Une mosaïque de Samson vieille de 1 600 ans et un trésor de pièces de bronze découvert dans un réseau souterrain d’évacuation aménagé par les habitants du village sont désormais exposés au public pour la première fois, offrant aux visiteurs un aperçu direct d’une communauté juive autrefois florissante sur les rives du lac de Tibériade.
La nouvelle exposition « Les secrets de Huqoq » a ouvert ses portes cette semaine au musée du Centre Yigal Allon, situé au kibboutz Ginosar, sur les rives du lac de Tibériade, face au site archéologique d’Horvat Huqoq. L’exposition fait office de centre d’accueil provisoire en attendant l’ouverture au public du site archéologique, dont la préparation devrait prendre encore plusieurs années.
Le village de Huqoq apparaît dans la Bible parmi les villes frontalières attribuées à la tribu de Nephtali lors du partage de la Terre d’Israël : « La frontière se dirige vers l’ouest, jusqu’à Aznoth-Tabor, et de là jusqu’à Hukkok ; elle atteint Zabulon au sud, Aser à l’ouest, et Juda, sur le Jourdain, vers le levant » (Josué 19,34). La localité que la Bible nomme Hukkok correspond à l’actuelle Huqoq, dont le sol de la synagogue fascine les archéologues depuis plus d’une décennie.

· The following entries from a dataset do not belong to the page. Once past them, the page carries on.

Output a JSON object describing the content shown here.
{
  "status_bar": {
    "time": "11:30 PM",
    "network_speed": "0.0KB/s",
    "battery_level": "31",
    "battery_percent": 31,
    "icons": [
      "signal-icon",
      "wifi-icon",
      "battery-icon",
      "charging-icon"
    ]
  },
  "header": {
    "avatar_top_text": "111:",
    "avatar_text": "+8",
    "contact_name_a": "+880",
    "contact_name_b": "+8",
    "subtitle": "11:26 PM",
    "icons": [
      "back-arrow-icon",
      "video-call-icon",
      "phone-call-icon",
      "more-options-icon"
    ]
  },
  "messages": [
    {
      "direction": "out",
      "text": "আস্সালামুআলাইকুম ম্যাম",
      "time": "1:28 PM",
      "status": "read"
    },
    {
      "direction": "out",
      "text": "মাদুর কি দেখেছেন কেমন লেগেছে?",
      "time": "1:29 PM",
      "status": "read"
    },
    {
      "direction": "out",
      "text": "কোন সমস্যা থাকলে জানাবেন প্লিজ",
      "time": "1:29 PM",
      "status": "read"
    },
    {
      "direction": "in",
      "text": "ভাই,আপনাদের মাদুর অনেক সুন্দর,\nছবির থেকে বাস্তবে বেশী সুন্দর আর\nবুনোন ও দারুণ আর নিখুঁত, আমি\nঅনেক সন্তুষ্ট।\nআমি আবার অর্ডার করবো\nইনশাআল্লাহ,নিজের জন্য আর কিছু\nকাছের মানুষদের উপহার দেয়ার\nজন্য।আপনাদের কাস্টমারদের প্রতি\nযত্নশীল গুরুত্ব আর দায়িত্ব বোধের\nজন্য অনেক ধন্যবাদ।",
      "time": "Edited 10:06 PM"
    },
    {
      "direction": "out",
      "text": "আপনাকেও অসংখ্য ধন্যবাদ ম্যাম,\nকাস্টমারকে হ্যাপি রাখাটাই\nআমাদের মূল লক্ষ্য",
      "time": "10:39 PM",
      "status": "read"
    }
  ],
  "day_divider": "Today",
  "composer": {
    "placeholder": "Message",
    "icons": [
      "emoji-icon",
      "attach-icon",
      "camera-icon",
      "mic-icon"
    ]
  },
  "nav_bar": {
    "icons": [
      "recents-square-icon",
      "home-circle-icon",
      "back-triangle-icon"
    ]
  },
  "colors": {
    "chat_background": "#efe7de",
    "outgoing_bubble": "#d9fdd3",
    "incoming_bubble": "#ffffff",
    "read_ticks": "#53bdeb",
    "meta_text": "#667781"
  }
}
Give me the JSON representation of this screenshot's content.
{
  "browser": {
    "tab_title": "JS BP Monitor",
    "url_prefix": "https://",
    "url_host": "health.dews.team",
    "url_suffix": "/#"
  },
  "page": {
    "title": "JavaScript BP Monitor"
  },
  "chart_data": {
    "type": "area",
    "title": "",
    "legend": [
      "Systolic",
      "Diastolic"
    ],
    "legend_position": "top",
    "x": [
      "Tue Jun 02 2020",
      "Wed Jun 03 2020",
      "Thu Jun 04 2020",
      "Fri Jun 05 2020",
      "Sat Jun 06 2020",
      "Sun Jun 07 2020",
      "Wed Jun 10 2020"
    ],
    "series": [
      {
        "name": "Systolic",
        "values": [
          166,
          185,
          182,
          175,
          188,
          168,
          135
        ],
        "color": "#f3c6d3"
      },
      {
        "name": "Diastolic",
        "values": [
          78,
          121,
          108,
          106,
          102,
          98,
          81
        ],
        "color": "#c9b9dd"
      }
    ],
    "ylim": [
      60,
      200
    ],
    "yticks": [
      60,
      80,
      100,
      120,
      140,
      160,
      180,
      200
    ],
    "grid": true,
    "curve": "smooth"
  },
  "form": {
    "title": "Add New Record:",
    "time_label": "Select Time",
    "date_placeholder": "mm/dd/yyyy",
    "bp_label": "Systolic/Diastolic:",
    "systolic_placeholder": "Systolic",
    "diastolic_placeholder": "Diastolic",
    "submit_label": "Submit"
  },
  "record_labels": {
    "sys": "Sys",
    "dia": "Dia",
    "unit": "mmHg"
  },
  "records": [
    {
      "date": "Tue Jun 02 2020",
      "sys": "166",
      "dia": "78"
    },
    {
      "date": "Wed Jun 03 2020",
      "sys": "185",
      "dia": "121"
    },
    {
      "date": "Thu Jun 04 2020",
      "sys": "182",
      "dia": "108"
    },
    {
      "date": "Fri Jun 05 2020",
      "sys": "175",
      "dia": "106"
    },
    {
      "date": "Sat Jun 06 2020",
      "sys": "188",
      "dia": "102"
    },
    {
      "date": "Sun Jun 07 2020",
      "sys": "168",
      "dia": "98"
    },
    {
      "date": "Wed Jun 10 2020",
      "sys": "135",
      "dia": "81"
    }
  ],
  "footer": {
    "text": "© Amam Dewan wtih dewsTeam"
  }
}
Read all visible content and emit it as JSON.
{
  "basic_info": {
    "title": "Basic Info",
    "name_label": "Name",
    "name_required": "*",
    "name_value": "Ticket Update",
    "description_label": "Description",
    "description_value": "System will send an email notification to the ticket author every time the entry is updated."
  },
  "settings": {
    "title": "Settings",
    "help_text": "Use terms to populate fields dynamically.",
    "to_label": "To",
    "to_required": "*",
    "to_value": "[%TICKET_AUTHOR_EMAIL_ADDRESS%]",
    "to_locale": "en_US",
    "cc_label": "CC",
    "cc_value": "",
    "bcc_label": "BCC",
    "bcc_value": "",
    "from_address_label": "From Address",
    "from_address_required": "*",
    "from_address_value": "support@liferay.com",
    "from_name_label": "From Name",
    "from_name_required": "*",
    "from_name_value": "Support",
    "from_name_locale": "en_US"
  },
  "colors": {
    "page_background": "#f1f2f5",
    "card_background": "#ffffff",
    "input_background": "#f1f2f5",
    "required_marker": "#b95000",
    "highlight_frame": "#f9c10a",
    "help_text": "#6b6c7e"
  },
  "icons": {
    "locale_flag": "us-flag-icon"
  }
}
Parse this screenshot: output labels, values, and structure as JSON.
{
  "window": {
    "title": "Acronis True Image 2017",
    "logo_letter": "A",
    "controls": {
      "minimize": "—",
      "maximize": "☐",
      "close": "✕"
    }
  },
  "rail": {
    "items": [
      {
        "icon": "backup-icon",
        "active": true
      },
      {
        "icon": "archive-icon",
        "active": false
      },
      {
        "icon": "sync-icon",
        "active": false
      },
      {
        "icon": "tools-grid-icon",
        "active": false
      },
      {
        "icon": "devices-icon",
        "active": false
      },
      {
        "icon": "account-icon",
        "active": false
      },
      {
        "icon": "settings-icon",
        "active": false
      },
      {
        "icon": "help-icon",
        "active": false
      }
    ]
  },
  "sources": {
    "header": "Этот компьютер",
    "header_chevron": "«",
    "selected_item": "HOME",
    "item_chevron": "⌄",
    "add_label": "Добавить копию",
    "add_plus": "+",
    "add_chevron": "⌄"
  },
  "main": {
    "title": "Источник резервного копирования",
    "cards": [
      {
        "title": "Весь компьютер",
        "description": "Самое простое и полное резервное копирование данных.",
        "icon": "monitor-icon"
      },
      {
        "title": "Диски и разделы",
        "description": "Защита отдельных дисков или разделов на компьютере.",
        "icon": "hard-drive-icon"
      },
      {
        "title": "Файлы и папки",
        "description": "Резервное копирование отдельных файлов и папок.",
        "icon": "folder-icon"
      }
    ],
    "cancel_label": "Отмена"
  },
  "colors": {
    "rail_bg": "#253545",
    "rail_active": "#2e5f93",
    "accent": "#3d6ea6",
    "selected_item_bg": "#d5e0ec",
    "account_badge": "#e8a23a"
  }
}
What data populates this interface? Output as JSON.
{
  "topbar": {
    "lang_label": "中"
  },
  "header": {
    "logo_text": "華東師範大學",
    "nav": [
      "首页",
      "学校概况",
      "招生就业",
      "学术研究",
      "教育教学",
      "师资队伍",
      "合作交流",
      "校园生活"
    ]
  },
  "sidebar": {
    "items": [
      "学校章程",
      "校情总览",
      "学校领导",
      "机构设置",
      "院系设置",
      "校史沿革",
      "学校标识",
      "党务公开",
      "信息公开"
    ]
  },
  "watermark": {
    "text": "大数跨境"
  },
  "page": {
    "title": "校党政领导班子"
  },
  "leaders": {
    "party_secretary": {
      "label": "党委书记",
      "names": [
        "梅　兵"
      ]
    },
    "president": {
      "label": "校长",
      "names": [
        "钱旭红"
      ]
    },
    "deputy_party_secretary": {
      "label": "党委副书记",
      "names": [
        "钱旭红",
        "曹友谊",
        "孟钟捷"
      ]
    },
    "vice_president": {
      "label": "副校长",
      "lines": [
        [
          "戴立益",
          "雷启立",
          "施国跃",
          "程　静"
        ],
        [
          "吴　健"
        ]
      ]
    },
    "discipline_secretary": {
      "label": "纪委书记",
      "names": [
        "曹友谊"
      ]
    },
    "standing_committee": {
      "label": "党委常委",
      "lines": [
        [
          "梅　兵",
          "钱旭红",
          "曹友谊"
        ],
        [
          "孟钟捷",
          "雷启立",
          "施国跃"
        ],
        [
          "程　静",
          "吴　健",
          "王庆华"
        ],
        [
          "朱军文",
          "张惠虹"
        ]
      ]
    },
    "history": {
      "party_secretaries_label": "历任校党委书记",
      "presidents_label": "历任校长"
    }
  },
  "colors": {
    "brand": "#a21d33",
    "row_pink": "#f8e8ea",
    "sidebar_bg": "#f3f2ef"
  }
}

Horvat Huqoq est surtout connue pour l’ancienne synagogue qui y a été mise au jour lors de fouilles menées sous la direction de la professeure Jodi Magness**, de** l’Université de Caroline du Nord à Chapel Hill. Les mosaïques qui ornent son sol sont sans équivalent parmi celles découvertes dans les synagogues d’Israël, tant par leur beauté artistique que par la diversité des scènes bibliques et extrabibliques qu’elles représentent.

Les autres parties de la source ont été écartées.